Am liebsten hätte er auf der gesamten Fläche ausschließlich Wohnungen errichtet, sagte Strenger. Aber die Stadt hat nicht mitgespielt. Sie bestand darauf, dass in dem in ein sogenanntes Mischgebiet fallende Areal auch Büro- oder Gewerberäume gebaut werden. Viele Jahre hatten Verwaltung und Investor über eine Lösung gestritten. „Heute freue ich mich darüber, dass wir einen tollen und fairen Kompromiss gefunden haben“, sagte Strenger.

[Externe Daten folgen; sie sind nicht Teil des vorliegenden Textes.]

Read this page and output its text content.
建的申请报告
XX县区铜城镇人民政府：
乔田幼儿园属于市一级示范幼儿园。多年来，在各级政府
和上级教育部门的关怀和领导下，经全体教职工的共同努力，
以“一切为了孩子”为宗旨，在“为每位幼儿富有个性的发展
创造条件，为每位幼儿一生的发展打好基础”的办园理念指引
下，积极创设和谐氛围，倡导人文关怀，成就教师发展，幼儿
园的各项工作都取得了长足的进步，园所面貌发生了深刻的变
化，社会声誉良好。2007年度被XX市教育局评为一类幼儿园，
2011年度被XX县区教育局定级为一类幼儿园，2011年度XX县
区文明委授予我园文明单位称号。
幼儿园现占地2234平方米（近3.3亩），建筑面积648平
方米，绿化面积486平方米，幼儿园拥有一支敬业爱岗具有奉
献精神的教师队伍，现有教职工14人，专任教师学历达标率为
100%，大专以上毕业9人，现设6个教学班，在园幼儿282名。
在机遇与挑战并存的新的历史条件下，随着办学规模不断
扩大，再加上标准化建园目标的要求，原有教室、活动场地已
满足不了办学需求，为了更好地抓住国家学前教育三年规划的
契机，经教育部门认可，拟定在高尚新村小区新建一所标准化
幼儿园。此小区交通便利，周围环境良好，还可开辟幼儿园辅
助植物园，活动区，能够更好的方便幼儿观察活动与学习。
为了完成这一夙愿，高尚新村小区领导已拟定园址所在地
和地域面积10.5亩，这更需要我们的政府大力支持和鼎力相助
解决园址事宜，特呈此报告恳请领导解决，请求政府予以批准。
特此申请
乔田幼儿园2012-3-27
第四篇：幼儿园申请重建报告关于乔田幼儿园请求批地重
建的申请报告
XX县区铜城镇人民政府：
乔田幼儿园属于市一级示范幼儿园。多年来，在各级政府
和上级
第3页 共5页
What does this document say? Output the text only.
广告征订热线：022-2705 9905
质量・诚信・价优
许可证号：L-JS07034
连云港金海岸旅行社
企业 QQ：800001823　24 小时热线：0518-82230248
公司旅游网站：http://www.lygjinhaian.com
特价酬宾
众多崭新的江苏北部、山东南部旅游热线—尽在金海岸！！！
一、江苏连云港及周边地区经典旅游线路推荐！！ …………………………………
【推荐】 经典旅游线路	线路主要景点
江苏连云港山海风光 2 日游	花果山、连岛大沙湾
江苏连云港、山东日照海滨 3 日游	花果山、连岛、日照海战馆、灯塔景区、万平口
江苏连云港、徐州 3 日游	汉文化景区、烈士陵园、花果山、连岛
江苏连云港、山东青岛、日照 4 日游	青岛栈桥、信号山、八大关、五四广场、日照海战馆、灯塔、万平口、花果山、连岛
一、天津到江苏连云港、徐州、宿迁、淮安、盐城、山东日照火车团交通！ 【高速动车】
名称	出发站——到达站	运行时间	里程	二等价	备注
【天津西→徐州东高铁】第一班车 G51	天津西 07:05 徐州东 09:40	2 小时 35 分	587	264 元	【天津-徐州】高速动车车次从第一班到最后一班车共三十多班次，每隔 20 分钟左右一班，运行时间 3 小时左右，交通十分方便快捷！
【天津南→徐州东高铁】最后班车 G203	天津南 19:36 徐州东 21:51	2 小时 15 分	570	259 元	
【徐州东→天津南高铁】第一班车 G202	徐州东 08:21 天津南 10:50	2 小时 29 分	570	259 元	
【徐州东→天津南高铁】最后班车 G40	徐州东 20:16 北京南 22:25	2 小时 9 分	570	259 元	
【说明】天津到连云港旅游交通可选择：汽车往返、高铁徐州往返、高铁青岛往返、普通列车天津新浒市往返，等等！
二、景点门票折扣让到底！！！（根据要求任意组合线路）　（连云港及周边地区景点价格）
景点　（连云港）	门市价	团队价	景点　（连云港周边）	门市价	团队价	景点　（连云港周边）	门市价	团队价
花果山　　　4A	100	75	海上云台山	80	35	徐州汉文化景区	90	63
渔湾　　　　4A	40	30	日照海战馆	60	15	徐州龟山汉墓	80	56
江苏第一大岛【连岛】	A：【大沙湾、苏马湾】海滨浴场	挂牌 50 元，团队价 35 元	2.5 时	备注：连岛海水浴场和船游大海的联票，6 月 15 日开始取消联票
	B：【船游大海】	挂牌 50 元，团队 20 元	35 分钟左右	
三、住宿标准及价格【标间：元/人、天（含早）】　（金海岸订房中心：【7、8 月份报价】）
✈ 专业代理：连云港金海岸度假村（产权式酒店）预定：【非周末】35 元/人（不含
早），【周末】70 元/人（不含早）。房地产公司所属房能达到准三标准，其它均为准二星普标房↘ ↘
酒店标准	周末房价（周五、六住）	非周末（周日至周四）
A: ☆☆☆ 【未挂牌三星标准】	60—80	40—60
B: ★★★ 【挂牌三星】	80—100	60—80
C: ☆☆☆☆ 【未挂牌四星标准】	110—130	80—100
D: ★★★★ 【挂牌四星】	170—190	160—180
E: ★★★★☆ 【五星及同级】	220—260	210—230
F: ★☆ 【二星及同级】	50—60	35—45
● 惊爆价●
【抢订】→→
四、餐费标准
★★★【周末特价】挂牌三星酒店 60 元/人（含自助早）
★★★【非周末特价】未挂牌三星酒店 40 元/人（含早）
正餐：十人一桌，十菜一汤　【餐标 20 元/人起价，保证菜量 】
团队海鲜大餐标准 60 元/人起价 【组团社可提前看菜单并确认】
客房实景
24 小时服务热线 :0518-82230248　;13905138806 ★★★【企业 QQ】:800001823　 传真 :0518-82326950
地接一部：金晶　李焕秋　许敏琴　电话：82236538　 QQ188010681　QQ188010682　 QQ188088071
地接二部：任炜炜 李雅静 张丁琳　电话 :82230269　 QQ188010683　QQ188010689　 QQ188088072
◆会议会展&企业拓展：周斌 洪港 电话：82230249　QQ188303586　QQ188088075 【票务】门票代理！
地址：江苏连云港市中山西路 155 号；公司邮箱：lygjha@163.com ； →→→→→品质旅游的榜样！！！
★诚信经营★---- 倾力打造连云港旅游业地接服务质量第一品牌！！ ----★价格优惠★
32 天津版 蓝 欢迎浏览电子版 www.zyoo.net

Ein „Gewinn für das Quartier“

Eine zentrale Rolle spielte dabei die Auslobung eines Architektenwettbewerbs im Jahr 2016. Eine unabhängige Jury kürte den Entwurf des Stuttgarter Büros Von M zum Sieger. Das Modell sei eine gute Antwort auf die Forderung, Wohnen und Arbeiten zu verbinden, sagte Strenger damals. Es sieht in seiner seither leicht überarbeiteten Form vor, dass auf einer Fläche von 10 000 Quadratmetern Gewerbe und auf einer von 8000 Quadratmetern 113 Wohnungen entstehen. Das Angebot reicht von der klassischen Zwei- bis Vier-Zimmerwohnung bis zu sogenannten Mikroapartments: 24 Einzimmerwohnungen mit 17 bis 37 Quadratmetern.

Strenger nennt es ein neues Stadtquartier in Innenstadtnähe, während der Oberbürgermeister die Nähe zur Weststadt mit ihrer „pulsierenden Wirtschaft“ betont. Die Nachfrage nach den Wohnungen ist wie erwartet groß. Bei einem ersten Verkaufsevent im Mai sei bereits etwa die Hälfte der Wohnungen verkauft worden, sagt die für das Projekt zuständige Lis Hannemann-Strenger. In Kürze werde der Verkauf in einem weiteren Event fortgesetzt. Das Unternehmen Strenger setzt dabei auf virtuelle Präsentationen, mit denen sich schon vor Baubeginn zeigen lässt, was gebaut wird und wie eine künftige Nutzung der Räume aussehen könnte.

„Auch beim Gewerbe gibt es erstaunlicher Weise eine große Nachfrage“, sagte Karl Strenger. Noch sei allerdings nicht abschließend entschieden, ob man nur Büros baue oder doch lieber Geschäfts- oder Werkräume für Gewerbetreibende: „Für beides gibt es Interessenten.“

Es sei gut gewesen, Qualität über Schnelligkeit zu stellen, sagte OB Spec. Mit dem Neubauprojekt auf dem Baywa-Areal werde das gesamte Quartier aufgewertet.

Ein Bauprojekt mit langer Vorgeschichte

Kaufvertrag
2012 hat das Immobilienunternehmen Strenger der Baywa das 1,7 Hektar große Gelände an der Schönbeinstraße in der Ludwigsburger Weststadt abgekauft. Seither wurden die Pläne für eine Bebauung immer wieder verworfen oder korrigiert.

Hochhaus
Neben dem Streit über den Mix aus Wohn- und Gewerberäumen prägten stets unterschiedliche Vorstellungen über die Gebäudehöhe die Debatten zwischen Investor und Stadt. Nun darf das höchste Gebäude neun Geschosse hoch werden.

Spektakel
Eigentlich sollte die Sprengung des alten Baywa-Siloturms im Februar 2017 das Startsignal für den Baubeginn sein. Doch dann musste das Erschließungskonzept noch einmal überarbeitet werden. Die ersten Bewohner sollen nun Ende 2019 einziehen.